Executive summary
OpenSSL has announced two vulnerabilities, CVE-2022-3786 and CVE-2022-3602. No Lucidworks products are vulnerable to either CVE.
Response matrix
| Product | Version | Vulnerable to CVE? | Mitigation | |
| CVE-2022-3786 | CVE-2022-3602 | |||
| Solr | All | No | No | N/A |
| Fusion | 5.x | No | No | N/A |
| Fusion | 4.x and lower | No | No | N/A |
| Managed Fusion | All | No | No | N/A |
| Connected Search | All | No | No | N/A |
| Lucidworks Search | All | No | No | N/A |
| Attivio | All | No | No | N/A |
| Attivio SearchUI | All | No | No | N/A |
| App Studio | All | No | No | N/A |
Technical summary
OpenSSL is a commonly used open-source implementation of the SSL and TLS protocols.
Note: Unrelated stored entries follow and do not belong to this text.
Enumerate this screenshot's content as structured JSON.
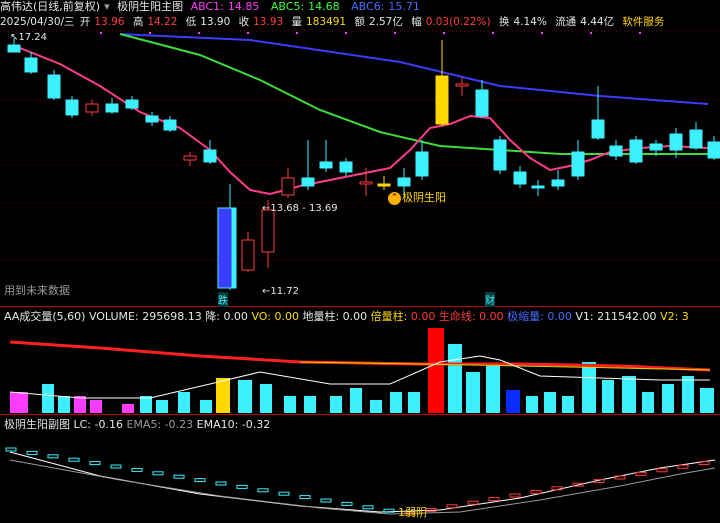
{
  "header": {
    "stock_name": "高伟达(日线,前复权)",
    "indicator_title": "极阴生阳主图",
    "abc1_label": "ABC1:",
    "abc1_value": "14.85",
    "abc5_label": "ABC5:",
    "abc5_value": "14.68",
    "abc6_label": "ABC6:",
    "abc6_value": "15.71"
  },
  "quote": {
    "date": "2025/04/30/三",
    "open_label": "开",
    "open": "13.96",
    "high_label": "高",
    "high": "14.22",
    "low_label": "低",
    "low": "13.90",
    "close_label": "收",
    "close": "13.93",
    "vol_label": "量",
    "vol": "183491",
    "amount_label": "额",
    "amount": "2.57亿",
    "change_label": "幅",
    "change": "0.03(0.22%)",
    "turnover_label": "换",
    "turnover": "4.14%",
    "float_label": "流通",
    "float": "4.44亿",
    "service": "软件服务"
  },
  "main": {
    "high_marker": "17.24",
    "mid_marker": "13.68 - 13.69",
    "low_marker": "11.72",
    "signal_label": "极阴生阳",
    "future_note": "用到未来数据",
    "tag_die": "跌",
    "tag_cai": "财"
  },
  "volume": {
    "title": "AA成交量(5,60)",
    "volume_label": "VOLUME:",
    "volume_value": "295698.13",
    "jiang_label": "降:",
    "jiang_value": "0.00",
    "vo_label": "VO:",
    "vo_value": "0.00",
    "diliang_label": "地量柱:",
    "diliang_value": "0.00",
    "beiliang_label": "倍量柱:",
    "beiliang_value": "0.00",
    "shengming_label": "生命线:",
    "shengming_value": "0.00",
    "jisuoliang_label": "极缩量:",
    "jisuoliang_value": "0.00",
    "v1_label": "V1:",
    "v1_value": "211542.00",
    "v2_label": "V2:",
    "v2_value": "3"
  },
  "sub": {
    "title": "极阴生阳副图",
    "lc_label": "LC:",
    "lc_value": "-0.16",
    "ema5_label": "EMA5:",
    "ema5_value": "-0.23",
    "ema10_label": "EMA10:",
    "ema10_value": "-0.32",
    "weak_label": "1弱阴"
  },
  "colors": {
    "up": "#ff3c3c",
    "down": "#3cf0ff",
    "ma_pink": "#ff3c8c",
    "ma_green": "#3cdc3c",
    "ma_blue": "#3c3cff",
    "signal": "#ffd800"
  }
}
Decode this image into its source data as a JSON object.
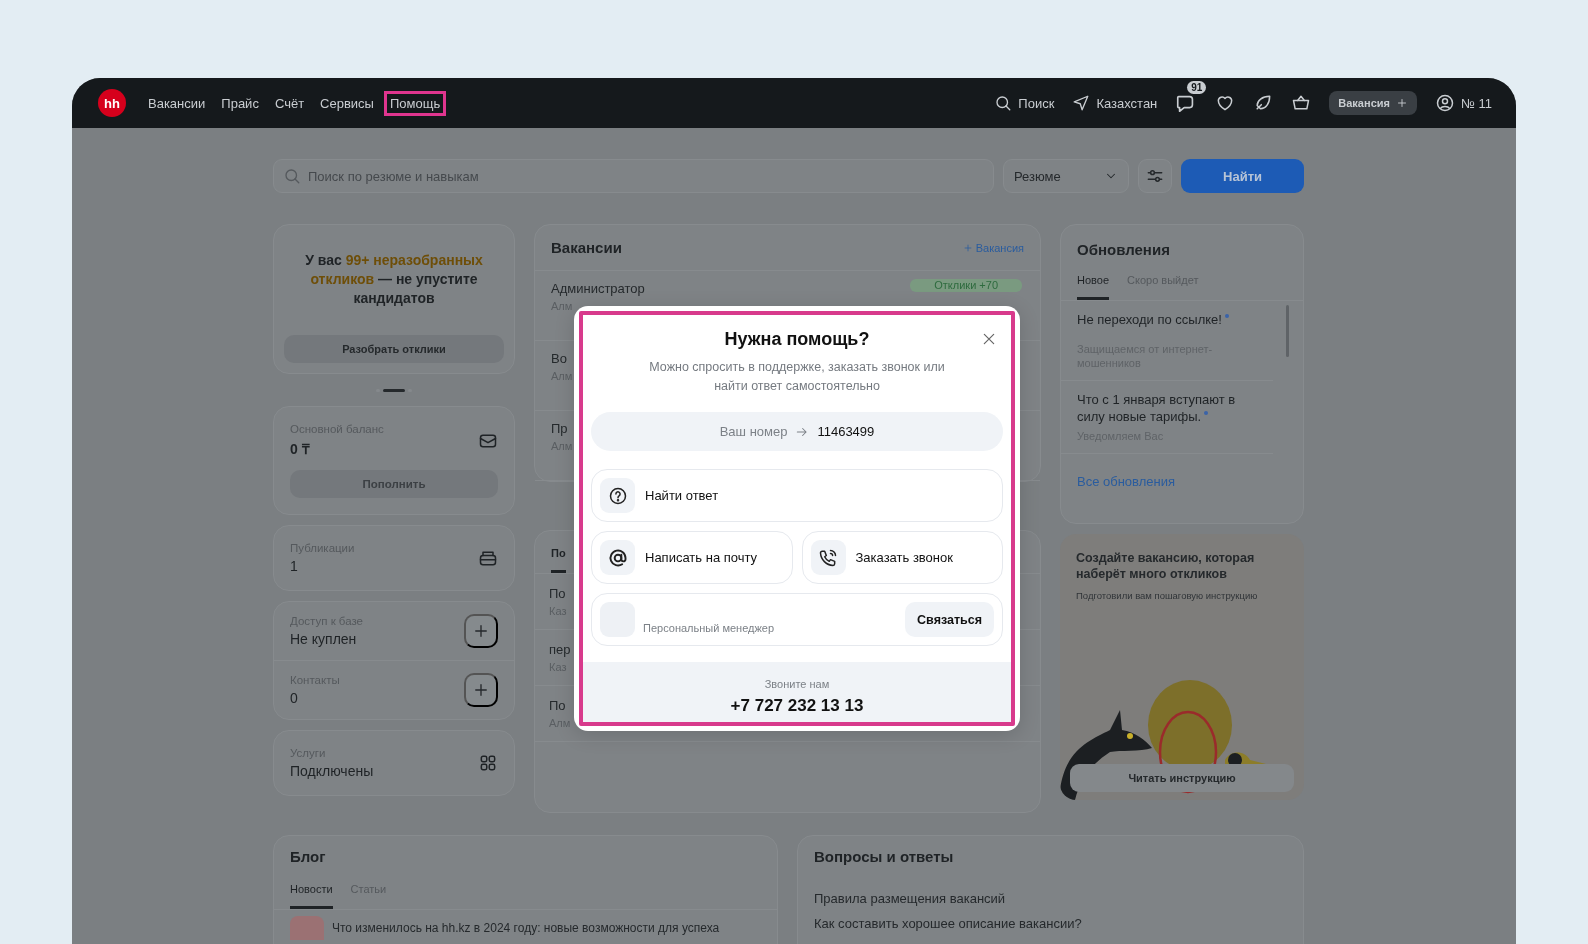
{
  "header": {
    "logo": "hh",
    "nav": [
      {
        "label": "Вакансии",
        "highlighted": false
      },
      {
        "label": "Прайс",
        "highlighted": false
      },
      {
        "label": "Счёт",
        "highlighted": false
      },
      {
        "label": "Сервисы",
        "highlighted": false
      },
      {
        "label": "Помощь",
        "highlighted": true
      }
    ],
    "search_label": "Поиск",
    "location": "Казахстан",
    "messages_badge": "91",
    "vacancy_button": "Вакансия",
    "account": "№ 11"
  },
  "search": {
    "placeholder": "Поиск по резюме и навыкам",
    "scope": "Резюме",
    "submit": "Найти"
  },
  "left": {
    "promo": {
      "before": "У вас ",
      "highlight": "99+ неразобранных откликов",
      "after": " — не упустите кандидатов",
      "button": "Разобрать отклики"
    },
    "carousel_dots": [
      {
        "selected": false
      },
      {
        "selected": true
      },
      {
        "selected": false
      }
    ],
    "balance": {
      "label": "Основной баланс",
      "value": "0 ₸",
      "button": "Пополнить"
    },
    "publications": {
      "label": "Публикации",
      "value": "1"
    },
    "access": [
      {
        "label": "Доступ к базе",
        "value": "Не куплен"
      },
      {
        "label": "Контакты",
        "value": "0"
      }
    ],
    "services": {
      "label": "Услуги",
      "value": "Подключены"
    }
  },
  "vacancies": {
    "title": "Вакансии",
    "add_link": "Вакансия",
    "rows": [
      {
        "title": "Администратор",
        "city": "Алм",
        "badge": "Отклики +70"
      },
      {
        "title": "Во",
        "city": "Алм"
      },
      {
        "title": "Пр",
        "city": "Алм"
      }
    ]
  },
  "vacancies_2": {
    "tab": "По",
    "rows": [
      {
        "title": "По",
        "city": "Каз"
      },
      {
        "title": "пер",
        "city": "Каз"
      },
      {
        "title": "По",
        "city": "Алм"
      }
    ]
  },
  "updates": {
    "title": "Обновления",
    "tabs": [
      {
        "label": "Новое",
        "selected": true
      },
      {
        "label": "Скоро выйдет",
        "selected": false
      }
    ],
    "items": [
      {
        "title": "Не переходи по ссылке!",
        "subtitle": "Защищаемся от интернет-мошенников",
        "unread": true
      },
      {
        "title": "Что с 1 января вступают в силу новые тарифы.",
        "subtitle": "Уведомляем Вас",
        "unread": true
      }
    ],
    "all_link": "Все обновления"
  },
  "guide": {
    "title": "Создайте вакансию, которая наберёт много откликов",
    "subtitle": "Подготовили вам пошаговую инструкцию",
    "button": "Читать инструкцию"
  },
  "blog": {
    "title": "Блог",
    "tabs": [
      {
        "label": "Новости",
        "selected": true
      },
      {
        "label": "Статьи",
        "selected": false
      }
    ],
    "article": "Что изменилось на hh.kz в 2024 году: новые возможности для успеха"
  },
  "faq": {
    "title": "Вопросы и ответы",
    "links": [
      "Правила размещения вакансий",
      "Как составить хорошее описание вакансии?"
    ]
  },
  "modal": {
    "highlighted": true,
    "title": "Нужна помощь?",
    "subtitle": "Можно спросить в поддержке, заказать звонок или найти ответ самостоятельно",
    "number_label": "Ваш номер",
    "number": "11463499",
    "options": [
      {
        "kind": "question",
        "label": "Найти ответ"
      },
      {
        "kind": "email",
        "label": "Написать на почту"
      },
      {
        "kind": "call",
        "label": "Заказать звонок"
      }
    ],
    "manager": {
      "label": "Персональный менеджер",
      "button": "Связаться"
    },
    "footer_label": "Звоните нам",
    "phone": "+7 727 232 13 13"
  }
}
The two vulnerabilities CVE-2022-3786 (“X.509 Email Address Variable Length Buffer Overflow”) and CVE-2022-3602 (“X.509 Email Address 4-byte Buffer Overflow”) impact OpenSSL versions 3.0.0 to 3.0.6, but are fixed in 3.0.7. OpenSSL 1.0.2, 1.1.1 and other earlier versions are not affected. See this announcement for details.
No mitigation steps required
No mitigation steps are needed for any Lucidworks product.